Blog

Palm Yağı Düşman Değil

İklim değişikliğini konu edinen “Years of Living Dangerously” dizisinin ilk bölümünü izlediyseniz palm yağının oldukça kötü bir şey olduğunu düşünüyor olmalısınız.

Amerikalı sivil toplum örgütü ‘Uluslararası Koruma’ (CI) başkan yardımcısı Harrison Ford, Endonezya’da önceleri palm bitkileri yetiştirilen yanmış arazilarin üzerinde uçarken ve yetim kalmış orangutanları ziyaret ederken bu yıkıma karşı bir şeyler yapma dürtüsü hissetmeniz gayet doğal.

Bu yüzden bir çevrecinin “palm yağı değil düşman olan, nerede ne nasıl yetiştirildiği asıl değiştirmemiz gereken” dediğinde şaşırabilirsiniz.
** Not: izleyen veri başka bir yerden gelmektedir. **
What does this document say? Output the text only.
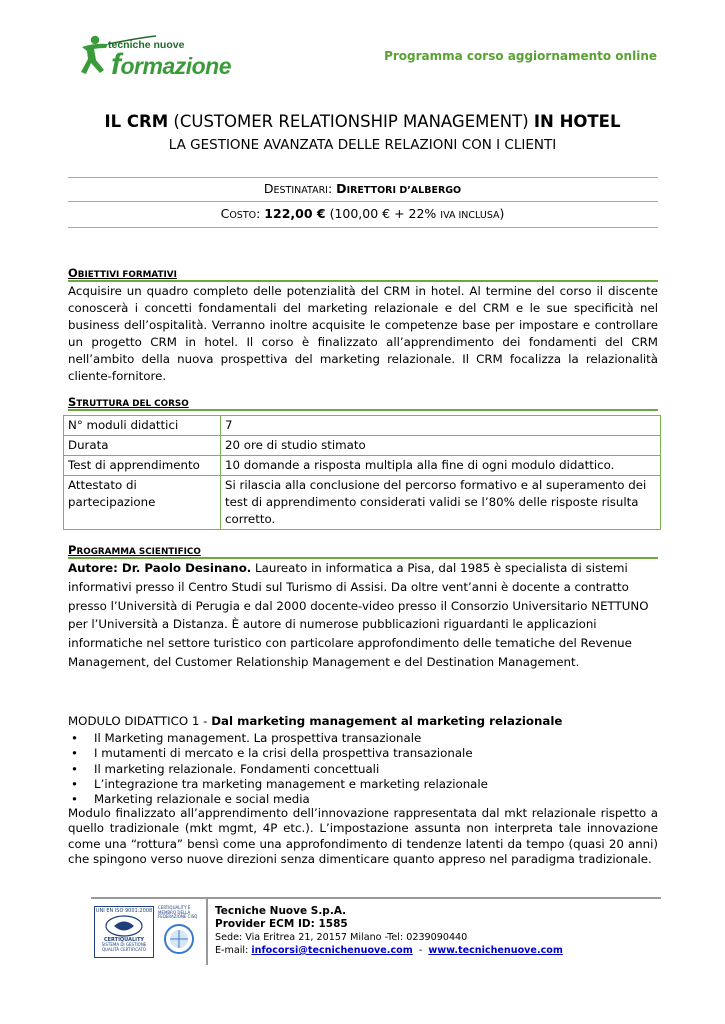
tecniche nuove
formazione	Programma corso aggiornamento online
IL CRM (CUSTOMER RELATIONSHIP MANAGEMENT) IN HOTEL
LA GESTIONE AVANZATA DELLE RELAZIONI CON I CLIENTI
DESTINATARI: DIRETTORI D’ALBERGO
COSTO: 122,00 € (100,00 € + 22% IVA INCLUSA)
OBIETTIVI FORMATIVI
Acquisire un quadro completo delle potenzialità del CRM in hotel. Al termine del corso il discente conoscerà i concetti fondamentali del marketing relazionale e del CRM e le sue specificità nel business dell’ospitalità. Verranno inoltre acquisite le competenze base per impostare e controllare un progetto CRM in hotel. Il corso è finalizzato all’apprendimento dei fondamenti del CRM nell’ambito della nuova prospettiva del marketing relazionale. Il CRM focalizza la relazionalità cliente-fornitore.
STRUTTURA DEL CORSO
N° moduli didattici	7
Durata	20 ore di studio stimato
Test di apprendimento	10 domande a risposta multipla alla fine di ogni modulo didattico.
Attestato di partecipazione	Si rilascia alla conclusione del percorso formativo e al superamento dei test di apprendimento considerati validi se l’80% delle risposte risulta corretto.
PROGRAMMA SCIENTIFICO
Autore: Dr. Paolo Desinano. Laureato in informatica a Pisa, dal 1985 è specialista di sistemi informativi presso il Centro Studi sul Turismo di Assisi. Da oltre vent’anni è docente a contratto presso l’Università di Perugia e dal 2000 docente-video presso il Consorzio Universitario NETTUNO per l’Università a Distanza. È autore di numerose pubblicazioni riguardanti le applicazioni informatiche nel settore turistico con particolare approfondimento delle tematiche del Revenue Management, del Customer Relationship Management e del Destination Management.
MODULO DIDATTICO 1 - Dal marketing management al marketing relazionale
• Il Marketing management. La prospettiva transazionale
• I mutamenti di mercato e la crisi della prospettiva transazionale
• Il marketing relazionale. Fondamenti concettuali
• L’integrazione tra marketing management e marketing relazionale
• Marketing relazionale e social media
Modulo finalizzato all’apprendimento dell’innovazione rappresentata dal mkt relazionale rispetto a quello tradizionale (mkt mgmt, 4P etc.). L’impostazione assunta non interpreta tale innovazione come una “rottura” bensì come una approfondimento di tendenze latenti da tempo (quasi 20 anni) che spingono verso nuove direzioni senza dimenticare quanto appreso nel paradigma tradizionale.
UNI EN ISO 9001:2008
CERTIQUALITY
SISTEMA DI GESTIONE
QUALITÀ CERTIFICATO
CERTIQUALITY È MEMBRO DELLA FEDERAZIONE CISQ Tecniche Nuove S.p.A.
Provider ECM ID: 1585
Sede: Via Eritrea 21, 20157 Milano -Tel: 0239090440
E-mail: infocorsi@tecnichenuove.com  -  www.tecnichenuove.com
Gıdasal yağlar arasında palm yağı aslında gayet zararsız. Öncelikle palm bitkisi oldukça verimli bir ağaç. Soya ya da kanola gibi yağlı tohumlara oranla hektar başına 4 ila 10 kat daha çok yağ elde ediliyor.

Bir başka deyişle, daha az alanda daha çok miktarda yağ elde ediliyor. Palm yağı dünyanın yağ ihtiyacının %38’ini karşılarken yağ ekinlerine ayrılan alanın yalnızca %5’ini kaplıyor. Yağa talebin gün geçtikçe arttığı bir dünyada daha az alana ihtiyaç duyması oldukça iyi bir nokta.

Muhtemelen her gün siz de palm yağı tüketiyorsunuz; yalnızca farkında değilsiniz. Büyük çoğunluğunun üretildiği ve tüketildiği Asya’da palm yağı mutfaklarda yaygın kullanılan bir yağ. ABD’de ise market raflarındaki ürünlerin yarısında ya palm yağı ya da türevlerinin kullanıldığı tahmin ediliyor.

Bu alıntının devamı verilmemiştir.